The entire cast — including the shape-assorted miners and ballerinas — has been expertly drilled by Daldry, with the acerbic Gwynne (the sole holdover from the original London cast), the scene-stealing Shelley, Leah Hocking as the loving mum of Billy’s memory, and the pint-sized Erin Whyland as Mrs. Wilkinson’s precocious and plain-spoken daughter among those making the strongest impressions.
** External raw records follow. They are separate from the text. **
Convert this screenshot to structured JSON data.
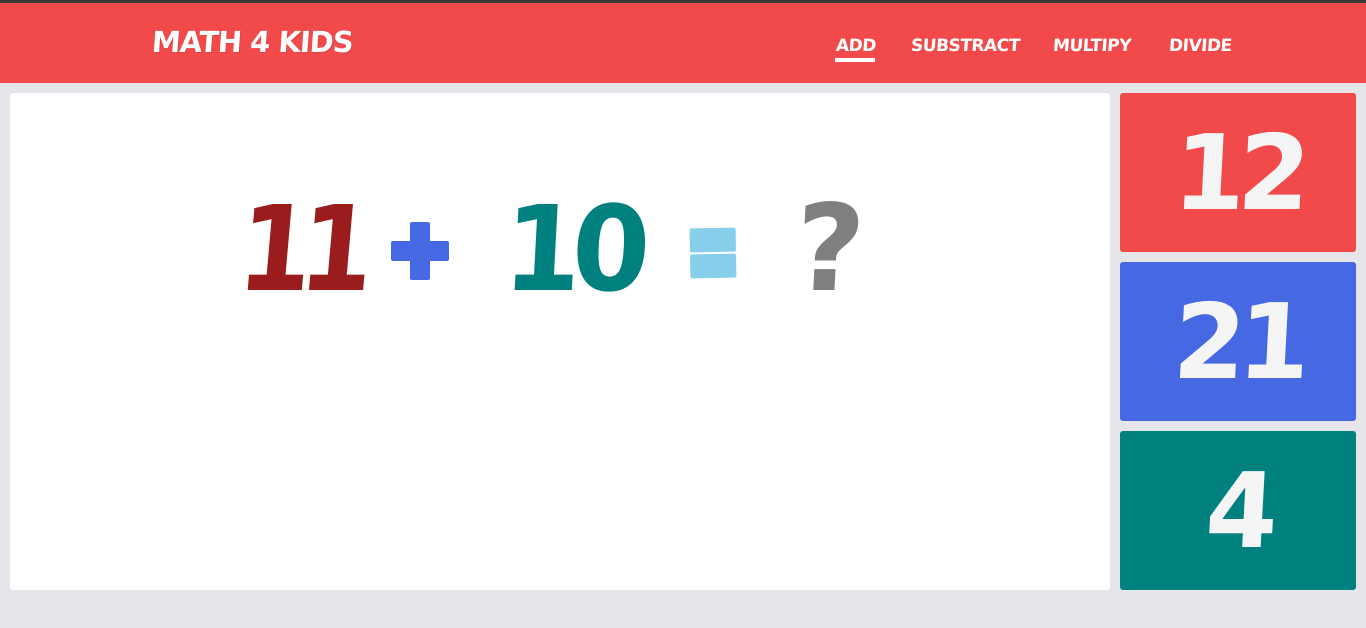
{
  "app": {
    "brand": "MATH 4 KIDS"
  },
  "nav": {
    "items": [
      {
        "label": "ADD",
        "active": true
      },
      {
        "label": "SUBSTRACT",
        "active": false
      },
      {
        "label": "MULTIPY",
        "active": false
      },
      {
        "label": "DIVIDE",
        "active": false
      }
    ]
  },
  "problem": {
    "operand_a": "11",
    "operator": "plus",
    "operand_b": "10",
    "equals": "equals",
    "unknown": "?"
  },
  "answers": [
    {
      "value": "12",
      "color": "#f24a4a"
    },
    {
      "value": "21",
      "color": "#4668e3"
    },
    {
      "value": "4",
      "color": "#00807f"
    }
  ],
  "colors": {
    "header": "#f24a4a",
    "operand_a": "#9b1c1c",
    "operator": "#4668e3",
    "operand_b": "#00807f",
    "equals": "#87ceeb",
    "unknown": "#808080",
    "background": "#e6e6ea"
  }
}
Equally important, one cannot overlook the enormous contribution of choreographer Peter Darling. Not only is his second-act duet for Billy and his fantasy older self (the head-to-toe-chiseled Stephen Hanna) — set to Tchaikovsky’s Swan Lake — a lovely dream of classical ballet, but throughout he’s found ways to make the fleet-footed and never flat-footed cast live up to “Shine,” one of the best John-Hall songs. He gets considerable mileage from “Expressing Yourself,” which Billy hoofs with incipient-gay buddy Michael (the twinkling-eyed Frank Dolce on press night), and from “Solidarity” — perhaps the show’s most probing number — in which Darling arranges the striking miners, the repressing police, and the young girls to make the show’s crucial underlying observation that it takes a village to raise a child.
Indeed, just as Billy’s village ultimately rallies around him, it takes a theater village like this one — including set designer Ian MacNeil, lighting designer Rick Fisher, costume designer Nicky Gillibrand, and sound designer Paul Arditti — to make a hit like Billy Elliot.